Ultimately these samples don’t even measure what I really want, it just approximates it. There is only one true direction, but there is no way of knowing which, even in principle, except that it is likely to be near the mode of that distribution I get from sampling h
(assuming my various assumptions hold). It’s not obvious to me how to incorporate this knowledge, so I might just neglect it. (Maybe I should seek an estimate that maximizes the probability mass within some fixed bound?)
I’m currently just computing the geometric median of those samples on-manifold, which seems
very reasonable. I’m currently providing something like a confidence bound by projecting those points to the tangent space around the geometric median (taking care to preserve geodesic distance from that tangent point) and fitting a Gaussian to those transformed points. I don’t think my real data will be a Gaussian, but I’m not sure if the downstream systems can handle more than a Gaussian “confidence interval”. Maybe one of the Fisher Bingham distributions would be better, but I haven’t had time to look at that in depth.
That was the high-rate stuff, now for my concrete questions:
-
I probably can’t think to ask every question I need answered, so please tell me what I need to know.

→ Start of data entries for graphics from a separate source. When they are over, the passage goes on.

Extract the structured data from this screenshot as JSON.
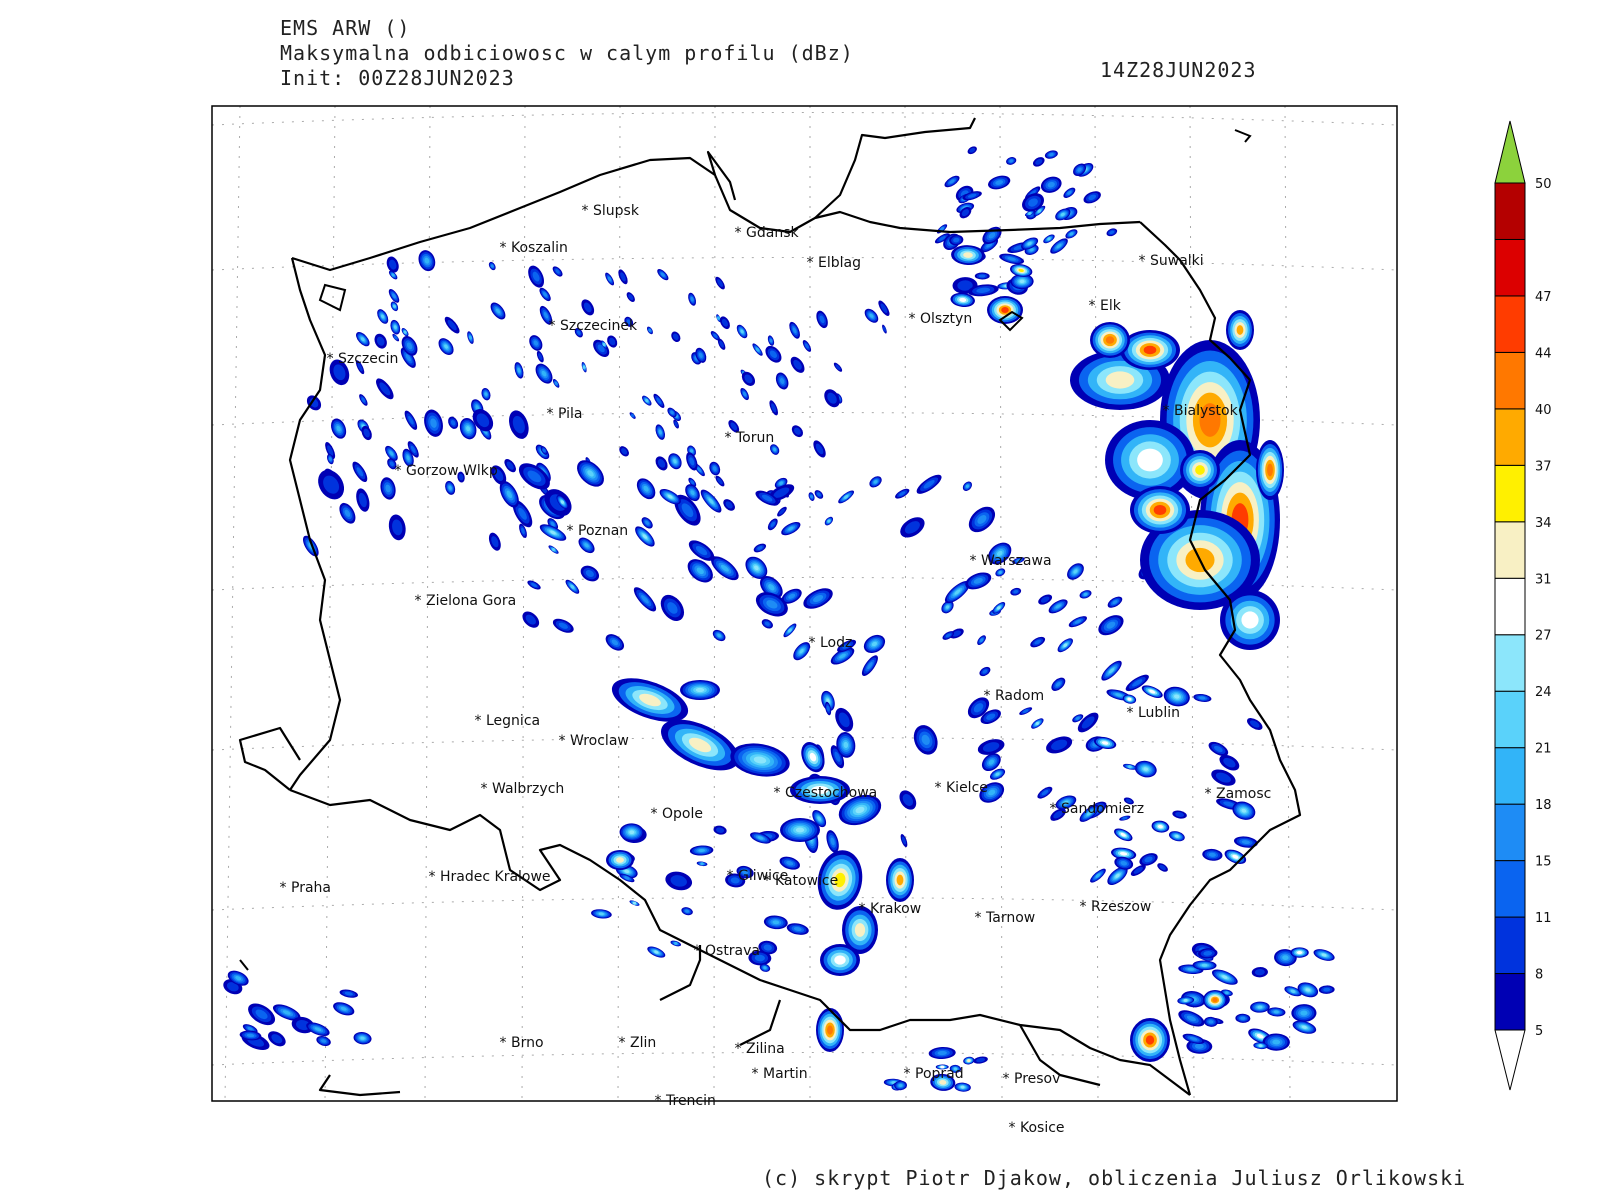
{
  "header": {
    "model": "EMS ARW ()",
    "field": "Maksymalna odbiciowosc w calym profilu (dBz)",
    "init": "Init: 00Z28JUN2023",
    "valid": "14Z28JUN2023"
  },
  "footer": "(c) skrypt Piotr Djakow, obliczenia Juliusz Orlikowski",
  "cities": [
    {
      "name": "Slupsk"
    },
    {
      "name": "Gdansk"
    },
    {
      "name": "Koszalin"
    },
    {
      "name": "Elblag"
    },
    {
      "name": "Suwalki"
    },
    {
      "name": "Elk"
    },
    {
      "name": "Olsztyn"
    },
    {
      "name": "Szczecinek"
    },
    {
      "name": "Szczecin"
    },
    {
      "name": "Pila"
    },
    {
      "name": "Bialystok"
    },
    {
      "name": "Torun"
    },
    {
      "name": "Gorzow Wlkp"
    },
    {
      "name": "Poznan"
    },
    {
      "name": "Warszawa"
    },
    {
      "name": "Zielona Gora"
    },
    {
      "name": "Lodz"
    },
    {
      "name": "Radom"
    },
    {
      "name": "Lublin"
    },
    {
      "name": "Legnica"
    },
    {
      "name": "Wroclaw"
    },
    {
      "name": "Walbrzych"
    },
    {
      "name": "Czestochowa"
    },
    {
      "name": "Kielce"
    },
    {
      "name": "Zamosc"
    },
    {
      "name": "Opole"
    },
    {
      "name": "Sandomierz"
    },
    {
      "name": "Praha"
    },
    {
      "name": "Hradec Kralowe"
    },
    {
      "name": "Gliwice"
    },
    {
      "name": "Katowice"
    },
    {
      "name": "Krakow"
    },
    {
      "name": "Tarnow"
    },
    {
      "name": "Rzeszow"
    },
    {
      "name": "Ostrava"
    },
    {
      "name": "Brno"
    },
    {
      "name": "Zlin"
    },
    {
      "name": "Zilina"
    },
    {
      "name": "Martin"
    },
    {
      "name": "Poprad"
    },
    {
      "name": "Presov"
    },
    {
      "name": "Trencin"
    },
    {
      "name": "Kosice"
    }
  ],
  "colorbar": {
    "levels": [
      "5",
      "8",
      "11",
      "15",
      "18",
      "21",
      "24",
      "27",
      "31",
      "34",
      "37",
      "40",
      "44",
      "47",
      "50"
    ],
    "colors": [
      "#0000b4",
      "#0033dd",
      "#0a64f0",
      "#1e8cf5",
      "#32b4f8",
      "#5ad2fa",
      "#8ce6fb",
      "#ffffff",
      "#f8f0c4",
      "#fff000",
      "#ffaa00",
      "#ff7800",
      "#ff3c00",
      "#dc0000",
      "#b40000"
    ],
    "low_color": "#ffffff",
    "high_color": "#8cd23c"
  },
  "colors": {
    "border": "#000000",
    "frame": "#000000",
    "grid": "#aaaaaa"
  }
}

Actually, where is a better place to ask for help?
-
Is it possible that PyMC can be made to run fast enough for my purposes? I’m assuming I’d have to use ADVI, as I need to adhere to latency guarantees.
-
I understand that the Laplace approximation (and variational inference in general) underestimates variance, so I’d like to understand how I can improve my estimate of the variance of c
.
-
In my research I came across BBVI black box variational inference, especially a 2023 paper by Giordano, Ingram, and Broderick. Am I correct in thinking I could use this to fit a Fisher Bingham, Kent, etc distribution to all my samples of h
? Or easily try out different distributions for c
? It seems like this might actually be tractable inside my compute budget; am I missing something?
-
Solely for my curiosity, why does that paper have only 9 citations? And it’s not like the authors are nobodies: Broderick is a tenured professor at MIT. Even Ranganath, Gerrish, and Blei’s 11-year-old paper on BBVI only has 106 citations, which is wild to me. Obviously, I’m an outsider to statistics, but these techniques seem extremely practical… what gives?
-
How should I handle gross outliers in d
and e
without harming my estimate of c
? Currently I’m using the pseudo-Huber loss, but that means that gross outliers still change the position of the MAP. I’m thinking that I should use that to get close to the MAP, then mark some of the observations as outliers, then continue optimizing only on the inliers. (Essentially, truncated least squares.) I’ve seen the mean-field approach, but it seems a little abstract and less efficient.
-
Is there anything I can say in a principled way about what form c
or h
will take, say by looking at f
and g
, without just getting some real data and looking at it?
-
Is the approach of Levenberg Marquardt followed by Laplace approximation sensible? Is there a better way of doing that, assuming c
is sufficiently well approximated by a Gaussian?
-
To rephrase question 3, if I wanted to accommodate a c
that was, say, a multivariate skew Gaussian, or a leptokurtic, heteroskedastic banana, what do I do? Other than scream in fright.
Again, thank you. Really. I wouldn’t be making these long posts if it didn’t actually matter that I get this right, and to a lot more people than just me. I’m going to look around for better venues to ask for guidance. I really wish I had been taught this stuff in university! I took I don’t know how many classes on numeric methods and still I’m a babe in the woods.